A single good graph should support several distinct questions. Reusing a graph is the point: if the Miner prompt improves, the graph can be mined again without new tool calls.
See references/exploration_graph.md for the minimal format.
Difficulty Construction
Use a small number of clear transformations rather than many decorative layers:
- De-identify: describe an entity by resolvable attributes instead of naming it.
- Add hops: require following relationships in the graph.
- Cross sources: combine two tool-returned views.
- Derive values: compute an average, rank, ratio, modulo, or threshold.
- Constrain carefully: add time windows, exclusions, and tie-breakers that make the answer unique.
Do not build difficulty by listing forbidden entities or by adding arbitrary trivia. The question should feel like a realistic analysis task.
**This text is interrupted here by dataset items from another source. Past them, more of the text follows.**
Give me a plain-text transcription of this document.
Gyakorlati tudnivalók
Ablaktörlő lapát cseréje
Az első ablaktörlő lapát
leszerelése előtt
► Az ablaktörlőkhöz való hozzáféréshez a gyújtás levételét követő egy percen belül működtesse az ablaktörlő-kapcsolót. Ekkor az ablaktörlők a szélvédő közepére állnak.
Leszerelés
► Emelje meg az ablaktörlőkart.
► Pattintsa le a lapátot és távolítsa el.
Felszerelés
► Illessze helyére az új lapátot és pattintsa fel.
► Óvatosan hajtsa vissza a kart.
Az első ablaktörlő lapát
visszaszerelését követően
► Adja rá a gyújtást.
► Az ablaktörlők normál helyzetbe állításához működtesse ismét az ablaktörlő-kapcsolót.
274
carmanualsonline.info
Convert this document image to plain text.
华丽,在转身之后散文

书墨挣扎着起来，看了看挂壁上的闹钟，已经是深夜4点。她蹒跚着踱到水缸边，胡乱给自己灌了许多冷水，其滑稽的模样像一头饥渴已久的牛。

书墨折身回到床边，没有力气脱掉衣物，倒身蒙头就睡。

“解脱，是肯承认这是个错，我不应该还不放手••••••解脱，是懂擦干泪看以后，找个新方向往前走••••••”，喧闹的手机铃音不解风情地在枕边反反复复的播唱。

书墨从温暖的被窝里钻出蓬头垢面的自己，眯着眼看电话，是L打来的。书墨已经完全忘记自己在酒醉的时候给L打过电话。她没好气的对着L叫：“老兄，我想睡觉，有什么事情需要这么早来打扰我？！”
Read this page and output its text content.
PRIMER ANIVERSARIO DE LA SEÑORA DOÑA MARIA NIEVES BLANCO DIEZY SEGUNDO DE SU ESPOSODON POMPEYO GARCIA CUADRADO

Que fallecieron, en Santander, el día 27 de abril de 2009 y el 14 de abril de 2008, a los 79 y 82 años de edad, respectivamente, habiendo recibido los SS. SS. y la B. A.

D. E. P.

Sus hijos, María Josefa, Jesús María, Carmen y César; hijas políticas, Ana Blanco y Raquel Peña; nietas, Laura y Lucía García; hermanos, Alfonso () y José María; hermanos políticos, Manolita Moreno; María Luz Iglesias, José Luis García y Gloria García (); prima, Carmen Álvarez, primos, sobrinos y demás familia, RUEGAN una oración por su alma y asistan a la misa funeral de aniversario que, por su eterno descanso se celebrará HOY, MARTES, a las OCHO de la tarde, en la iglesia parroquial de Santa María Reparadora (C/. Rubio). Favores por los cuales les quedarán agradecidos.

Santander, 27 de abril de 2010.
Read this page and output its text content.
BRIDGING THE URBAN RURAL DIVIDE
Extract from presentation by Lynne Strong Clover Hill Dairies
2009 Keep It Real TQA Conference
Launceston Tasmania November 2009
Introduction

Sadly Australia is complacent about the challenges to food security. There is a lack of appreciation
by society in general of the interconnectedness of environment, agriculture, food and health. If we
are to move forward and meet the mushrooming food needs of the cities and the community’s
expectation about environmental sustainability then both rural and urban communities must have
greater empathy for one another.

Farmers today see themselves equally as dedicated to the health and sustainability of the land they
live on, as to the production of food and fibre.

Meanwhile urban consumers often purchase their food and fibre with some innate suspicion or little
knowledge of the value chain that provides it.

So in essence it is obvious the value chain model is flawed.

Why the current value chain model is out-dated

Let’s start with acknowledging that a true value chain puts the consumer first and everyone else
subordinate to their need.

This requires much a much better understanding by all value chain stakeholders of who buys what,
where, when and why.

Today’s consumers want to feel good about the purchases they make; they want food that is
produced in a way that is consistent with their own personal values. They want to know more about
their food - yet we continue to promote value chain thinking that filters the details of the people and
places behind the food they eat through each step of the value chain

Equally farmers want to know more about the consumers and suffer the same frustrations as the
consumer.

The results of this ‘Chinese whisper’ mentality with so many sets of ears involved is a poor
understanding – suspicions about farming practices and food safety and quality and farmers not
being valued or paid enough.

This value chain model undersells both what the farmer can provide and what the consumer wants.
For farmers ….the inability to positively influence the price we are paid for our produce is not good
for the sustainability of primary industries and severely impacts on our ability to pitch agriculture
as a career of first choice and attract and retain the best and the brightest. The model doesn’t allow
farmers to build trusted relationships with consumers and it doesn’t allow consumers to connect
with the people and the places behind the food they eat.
See references/difficulty_traps.md and references/layerwise_obfuscation.md for short examples.
Output
The final benchmark has two files:
final.jsonl contains only the fields the grader needs:
{"question": "...", "verification": "answer = open('answer.txt').read().strip()\ngold = 'GOLD'\nscores = {'exact': _normalize(answer) == _normalize(gold)}"}
final.meta.jsonl keeps debugging metadata in the same order:
{"answer": "GOLD", "answer_type": "string", "seed_id": "segment_a", "walk_id": "walk_001", "difficulty": "hard"}
Keep graph artifacts under graph/<seed_id>/ and, when useful, in the shared exploration library for future re-mining.
Verification Rules
Every candidate must pass these gates:
- The question is answerable from the graph and tools.
- The answer is unique under the wording.
- The answer is stable for the intended evaluation period.
- The verification snippet executes and rejects a wrong sentinel answer.
- The verification snippet covers the task spec's mechanically checkable output
constraints, not just the terminal gold value.
- The question does not leak the gold answer or intermediate entity IDs.
- The question needs tool use or real computation, not just memory.
See references/verification_format.md for snippet templates.
What This Skill Is Not
- Not an evaluator for an existing dataset.
- Not a domain pack for any specific dataset, API, or company workflow.
- Not a way to generate open-ended writing tasks.
- Not a substitute for manual sampling when the benchmark is high stakes.